After making a dramatic cable-assisted landing on the deck of the USS Abraham Lincoln, steaming home with its crew of more than 5,000 from the longest deployment in three decades, Bush said the United States and its allies had prevailed in Iraq.
“Major combat operations in Iraq have ended,” Bush said in a televised address from the carrier. “In the battle of Iraq, the United States and our allies have prevailed. And now our coalition is engaged in securing and reconstructing that country.”
Bush cautioned Americans that the United States was not yet ready to leave Iraq.
“We have difficult work to do. … The transition from dictatorship to democracy will take time, but it is worth every effort. Our coalition will stay until our work is done,” he said.
Washington attacked Iraq March 20, alleging it held weapons of mass destruction.
Bush also has sought to tie the deposed government of Iraqi President Saddam Hussein to the al Qaeda organization blamed for the Sept. 11 attacks on the United States despite the lack of definitive proof.
“The liberation of Iraq is a crucial advance in the campaign against terror,” he said. “We have removed an ally of al Qaeda and cut off a source of terrorist funding, and this much is certain — no terrorist network will gain weapons of mass destruction from the Iraqi regime because the Iraqi regime is no more.”
Bush called the period since Sept. 11 “the 19 months that changed the world” and said the campaign against terror had not ended with the toppling of Saddam in Iraq and the Taliban in Afghanistan.
“With those attacks, the terrorists and their supporters declared war on the United States and war is what they got,” he said. “The battle of Iraq is one victory in a war on terror that began on Sept. 11, 2001, and still goes on.”
U.S. still in Afghanistan
On a second U.S. war front, Defense Secretary Donald Rumsfeld said in Kabul Thursday that most of Afghanistan was now secure and that U.S.-led forces had moved from major combat operations to a period of stabilization and reconstruction.

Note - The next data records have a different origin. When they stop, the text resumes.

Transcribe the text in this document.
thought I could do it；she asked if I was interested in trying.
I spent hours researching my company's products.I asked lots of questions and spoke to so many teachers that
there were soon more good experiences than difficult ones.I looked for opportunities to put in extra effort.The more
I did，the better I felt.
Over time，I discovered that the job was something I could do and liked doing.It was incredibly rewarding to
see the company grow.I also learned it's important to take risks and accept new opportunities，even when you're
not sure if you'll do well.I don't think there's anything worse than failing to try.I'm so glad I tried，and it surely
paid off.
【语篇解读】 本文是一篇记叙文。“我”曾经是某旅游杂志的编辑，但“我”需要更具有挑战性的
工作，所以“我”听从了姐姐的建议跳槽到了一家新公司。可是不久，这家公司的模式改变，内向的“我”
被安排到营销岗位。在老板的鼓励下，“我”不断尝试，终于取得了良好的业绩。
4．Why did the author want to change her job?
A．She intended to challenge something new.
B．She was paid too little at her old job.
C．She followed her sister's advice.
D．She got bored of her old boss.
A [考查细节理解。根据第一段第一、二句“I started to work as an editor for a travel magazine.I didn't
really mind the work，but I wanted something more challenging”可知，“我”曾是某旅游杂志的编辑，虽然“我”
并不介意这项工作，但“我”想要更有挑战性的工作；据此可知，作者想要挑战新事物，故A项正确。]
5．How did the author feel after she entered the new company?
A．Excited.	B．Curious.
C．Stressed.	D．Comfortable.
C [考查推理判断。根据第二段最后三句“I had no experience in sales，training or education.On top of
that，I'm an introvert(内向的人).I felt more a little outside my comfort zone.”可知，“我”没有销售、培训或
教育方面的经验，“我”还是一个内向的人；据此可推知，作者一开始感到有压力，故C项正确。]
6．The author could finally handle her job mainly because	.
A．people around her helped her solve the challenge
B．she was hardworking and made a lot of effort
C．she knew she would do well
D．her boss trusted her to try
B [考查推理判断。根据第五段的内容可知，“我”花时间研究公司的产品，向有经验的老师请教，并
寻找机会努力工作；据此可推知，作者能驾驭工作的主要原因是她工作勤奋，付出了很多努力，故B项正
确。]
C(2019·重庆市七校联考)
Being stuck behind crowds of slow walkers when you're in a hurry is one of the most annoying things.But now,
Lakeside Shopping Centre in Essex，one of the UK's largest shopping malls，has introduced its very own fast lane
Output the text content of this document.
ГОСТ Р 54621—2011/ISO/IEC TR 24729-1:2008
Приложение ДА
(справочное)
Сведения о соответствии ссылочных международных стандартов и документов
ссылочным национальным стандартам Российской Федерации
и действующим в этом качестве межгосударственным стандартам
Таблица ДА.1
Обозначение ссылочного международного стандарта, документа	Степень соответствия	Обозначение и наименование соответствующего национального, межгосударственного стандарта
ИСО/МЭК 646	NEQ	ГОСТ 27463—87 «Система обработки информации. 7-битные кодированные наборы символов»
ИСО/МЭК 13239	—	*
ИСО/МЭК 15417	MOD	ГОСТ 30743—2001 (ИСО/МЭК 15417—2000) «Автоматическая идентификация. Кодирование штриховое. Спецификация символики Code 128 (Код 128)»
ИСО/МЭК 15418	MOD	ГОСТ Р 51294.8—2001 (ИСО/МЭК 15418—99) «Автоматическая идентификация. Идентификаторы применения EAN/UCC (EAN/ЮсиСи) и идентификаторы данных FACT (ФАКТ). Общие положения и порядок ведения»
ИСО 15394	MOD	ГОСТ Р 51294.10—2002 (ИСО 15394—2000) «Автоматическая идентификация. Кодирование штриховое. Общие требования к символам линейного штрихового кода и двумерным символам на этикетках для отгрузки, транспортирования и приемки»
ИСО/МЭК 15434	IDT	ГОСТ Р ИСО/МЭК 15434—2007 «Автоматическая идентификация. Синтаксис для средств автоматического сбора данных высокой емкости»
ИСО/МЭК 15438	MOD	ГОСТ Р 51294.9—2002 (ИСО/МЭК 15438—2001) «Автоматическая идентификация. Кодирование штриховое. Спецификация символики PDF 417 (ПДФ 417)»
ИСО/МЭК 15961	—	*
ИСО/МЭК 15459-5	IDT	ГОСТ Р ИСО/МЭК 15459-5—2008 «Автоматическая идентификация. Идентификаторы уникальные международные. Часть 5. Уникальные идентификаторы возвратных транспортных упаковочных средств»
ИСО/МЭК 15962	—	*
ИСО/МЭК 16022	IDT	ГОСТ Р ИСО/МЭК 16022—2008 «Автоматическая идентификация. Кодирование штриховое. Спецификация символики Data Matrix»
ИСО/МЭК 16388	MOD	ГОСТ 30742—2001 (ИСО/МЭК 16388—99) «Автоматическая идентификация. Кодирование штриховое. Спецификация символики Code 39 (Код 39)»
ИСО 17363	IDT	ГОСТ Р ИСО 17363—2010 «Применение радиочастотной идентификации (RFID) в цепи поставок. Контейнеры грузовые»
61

More than 7,000 U.S. troops — part of an international force of more than 12,000 — remain in Afghanistan 18 months after a U.S.-led bombing campaign helped drive the fundamentalist Taliban from power. The Taliban had been sheltering Osama bin Laden and his al Qaeda network, blamed for the Sept. 11 attacks that killed more than 3,000 people.
Bush’s arrival on the aircraft carrier could provide the White House with some powerful ammunition when the president seeks re-election in 2004.
In San Diego, he exchanged his Air Force One jumbo jet for a small plane dubbed Navy 1 for a short hop that ended in a cable-assisted landing on the Lincoln’s deck.
Wearing a flight suit and sitting beside the pilot in the four-seat S-3B, called a “Viking,” Bush experienced the stomach-churning jolt of an arrested landing when the plane’s tail hook caught a cable stretched across the deck.
“Yes, I flew it,” Bush, a former pilot in the Texas Air National Guard, told reporters. “Of course I liked it.”
Next step: reconstruction
In his speech, Bush came close to declaring victory, but officials said his address was not meant to be a formal end to hostilities. Under international law, that would trigger the release of Iraqi prisoners of war and bar U.S. forces from trying to kill Saddam if he is still alive.
But it sets the stage for the U.S.-led operations in Iraq to focus on reconstruction. Among the key objectives yet to be achieved, Bush listed “finding leaders of the old regime who will be held to account,” the search for “hidden chemical and biological weapons” and rebuilding Iraq.
From the Lincoln, military personnel launched 16,500 sorties against Iraq as well as Afghanistan. Planes flying from the carrier dropped 1.2 million pounds of ordnance on Iraq.
Bush planned to spend the night on board in the stateroom used by the captain while the carrier is in port. By the time he departs Friday morning, he will be within Marine One helicopter range of shore.